Вор взглянул на мертвых и почувствовал себя так, словно его ударили в лоб кузнечным молотом. На грязных досках лежали…
Колетт. Парижская шлюха с Трюандри. Маленькая распутная любовь Франсуа Вийона. Вора и поэта.
Лоран Леве. Уважаемый обыватель города, мэтр-печатник.
Гийом де Вийон кружил вокруг тела печатника.
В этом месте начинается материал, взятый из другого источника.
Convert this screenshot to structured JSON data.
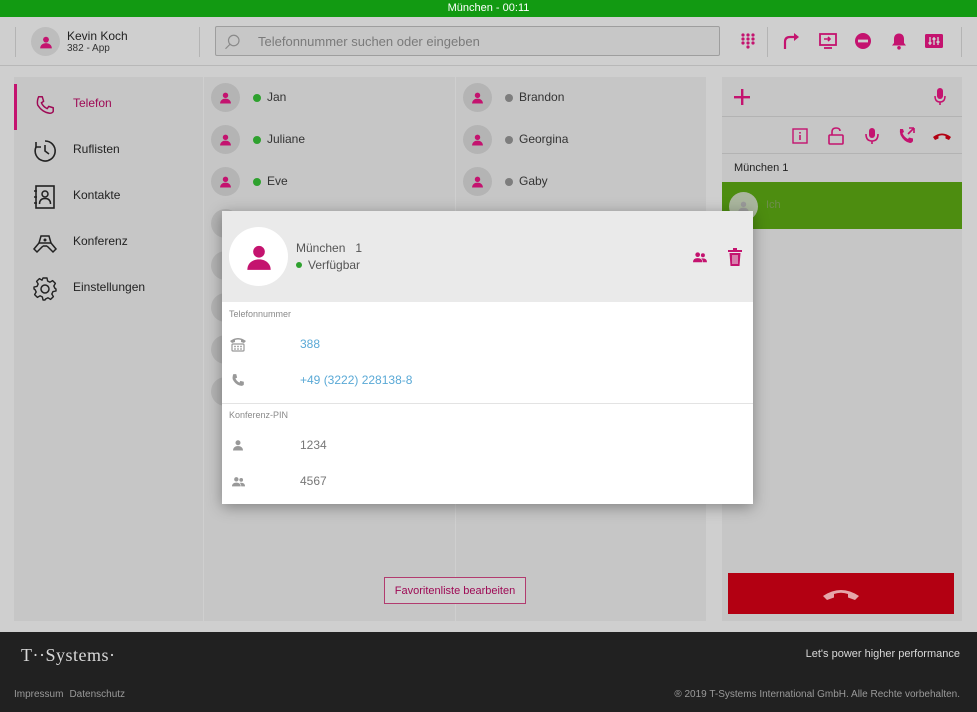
{
  "topbar": {
    "title": "München - 00:11"
  },
  "header": {
    "user_name": "Kevin Koch",
    "user_ext": "382 - App",
    "search_placeholder": "Telefonnummer suchen oder eingeben",
    "icons": [
      "dialpad-icon",
      "forward-icon",
      "screen-share-icon",
      "dnd-icon",
      "bell-icon",
      "equalizer-icon"
    ]
  },
  "sidebar": {
    "items": [
      {
        "label": "Telefon",
        "icon": "phone-icon",
        "active": true
      },
      {
        "label": "Ruflisten",
        "icon": "history-icon"
      },
      {
        "label": "Kontakte",
        "icon": "contacts-icon"
      },
      {
        "label": "Konferenz",
        "icon": "conference-icon"
      },
      {
        "label": "Einstellungen",
        "icon": "gear-icon"
      }
    ]
  },
  "favorites": {
    "col1": [
      {
        "name": "Jan",
        "status": "available"
      },
      {
        "name": "Juliane",
        "status": "available"
      },
      {
        "name": "Eve",
        "status": "available"
      }
    ],
    "col2": [
      {
        "name": "Brandon",
        "status": "offline"
      },
      {
        "name": "Georgina",
        "status": "offline"
      },
      {
        "name": "Gaby",
        "status": "offline"
      }
    ],
    "edit_label": "Favoritenliste bearbeiten"
  },
  "conference_panel": {
    "room_name": "München 1",
    "participant": "Ich",
    "colors": {
      "active_row": "#4d8d10",
      "hangup": "#b30012"
    }
  },
  "modal": {
    "name": "München",
    "number_suffix": "1",
    "status": "Verfügbar",
    "phone_section": "Telefonnummer",
    "ext": "388",
    "phone": "+49 (3222) 228138-8",
    "pin_section": "Konferenz-PIN",
    "pin_user": "1234",
    "pin_group": "4567"
  },
  "footer": {
    "logo": "T··Systems·",
    "slogan": "Let's power higher performance",
    "links": [
      "Impressum",
      "Datenschutz"
    ],
    "copyright": "® 2019 T-Systems International GmbH. Alle Rechte vorbehalten."
  },
  "colors": {
    "accent": "#c4136f",
    "topbar": "#129a12",
    "available": "#2ea12e",
    "offline": "#7d7d7d"
  }
}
– Рана нанесена в бок, справа, но в направлении живота. Пробита… Франсуа?
Вийон молчал. Гийом вернулся к осмотру трупа.
– Пробита печень и наверняка поражена утроба. Он должен был умереть быстро. Тело неестественно скорчено…
Подошел к столу с другой стороны и поглядел на голову трупа.
– Лицо, щеки, шея и лоб посиневшие. Неизвестно, от яда или от дьявольского огня.
Перешел к девушке.
– Шлюха. Задушена с большим мастерством, вероятней всего – руками. Шея свернута, на губах кровь. Не страдала.
– Тут кое-что отличается от предыдущих убийств, – сказал Вийон. – У Колетт лицо не посинело. Она не была отравлена – ей свернули шею.
Он подошел к девушке. На спине ее увидел синяки, которые появились у нее той памятной ночью четыре дня назад, когда он побил ее в пьяном угаре. Он легонько прикоснулся к ее лицу, на котором виднелась красная полоса. Провел пальцами до губ и… почувствовал влагу. Капля крови вытекла изо рта распутницы и упала на ладонь вора.
Вийон затрепетал. Отступил от трупа. Вытер руку о кафтан.
– Погибло уже одиннадцать человек, – прошептал он. – Нищий, ростовщик, шлюха, священник, богач, жак, рыцарь, мэтр-печатник, шлю…
Отчего на лице Лорана Леве не отпечатывалась предсмертная гримаса боли? Отчего лежала на нем печать странного воодушевления? Нет, а может, это все же была гримаса боли?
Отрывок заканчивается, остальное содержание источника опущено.